The four Saints still hesitated. To fight the much larger number of Silver Saints was foolish, and Mu would be definitely enraged, but there was no honor in surrender, either.

Seiya solved the situation. Or, rather, he helped to settle on a decision.

"Hey pals, so are we going somewhere or not? Did you heard what that lady said, eh? It is rude to keep a lady waiting." And he winked to Misty, sensually (author's note: at least, he thought so).

"Oh no," Hyoga moaned. "He said that..."

Misty turned red, and two thick streams of steam erupted off his ears. (author's note: Misty was a very paradox creature. Despite of the tons of the everyday make-up he was never seen without, and the huge amount of hair-spray and perfumes he used, Misty went totally insane when anyone called him a woman. It was a really strange thing.)

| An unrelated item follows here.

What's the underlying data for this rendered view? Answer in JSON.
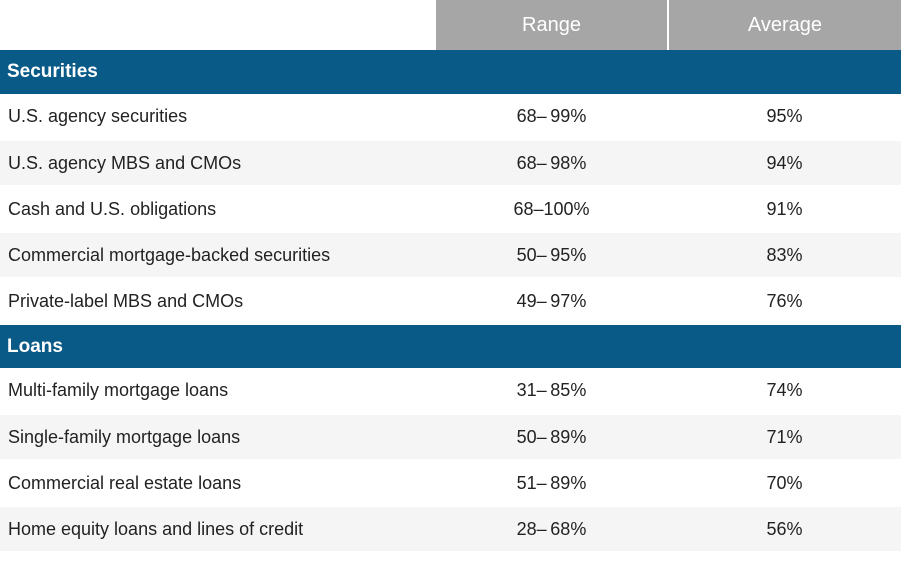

"Get them!" Misty roared, and the Silver Saints rushed forward. The Bronze Saints stepped to meet them. Seiya suddenly found himself facing the enraged Misty, the other people, who were in the Coliseum, quickly fled to the tribunes and picked their seats, and the battle began.

(Author's note: I have neither time nor skills to depict the battle. For this, all what you need is to pick any episode of "Saint Seiya", and there you have it. It's probably not necessary to add that the Bronze Saints did win. I only want to point out that, when Seiya stuffed Misty into a hell-knows-where-appeared-from tin with water, some strange feeling came over him. People less ignorant than Seiya call this 'déja vu' sense).

"Wow!" Ikki cried, very happy and shining, when everything was over. "That was a proper end for a perfect day! And you," he approached Seiya and extended his hand, "you can count me as your friend from now on. The tail case is closed -- for seeing Lacerta Misty in such situation, I'd forgive more that that!"

"Me too", Shiryu nodded. "And that fork, I'd say, it was just a small nuisance."

"You are right," Hyoga admitted, solemnly. "Compared to the entertainment we had, what could some puny piece of underwear mean?"

Shun felt being thrown out of the scenario and hurried to add:

"Since you did nothing wrong to me, I have nothing to forgive. But maybe we can become eternal friends just like that? And if you want, you can always insult me later, if you feel the wish to set things properly."

"Friends?" Seiya couldn't believe it. "You all want to be my friends?"

"Yes, we do," that was Shiryu, who always took up the responsibility to speak in official moments. "From now, we are an inseparable team. One for all..."

"...And all for nothing," sighed Misty in his tin, having only his ruined make-up in mind.

* * *

And from that moment, the incredible adventures of our five friends began. There was Shaina, who knew all the plots and gossips of Sanctuary and was the trusty agent of all the V.I.Ps around; there was her jealous pupil Cassios; there was a quest for the Ring, which was initially given to Saori-Athena by the Grey Pope in a moment of passion (author's note: the history doesn't tell, what kind of passion exactly), and required back by the Blue Pope (because the Grey Pope whispered him this insidious decision) -- but Saori already gave the Ring to Poseidon, and Poseidon presented it to Milady Hilda, who later seduced the trusty naive Shogun Sorrento and tricked him into a rebellion against Kanon, Poseidon's favorite -- and as if the mess was not big enough, our Bronze Saints jumped directly into the whirlpool of events.

But this is another story, with which we won't mess.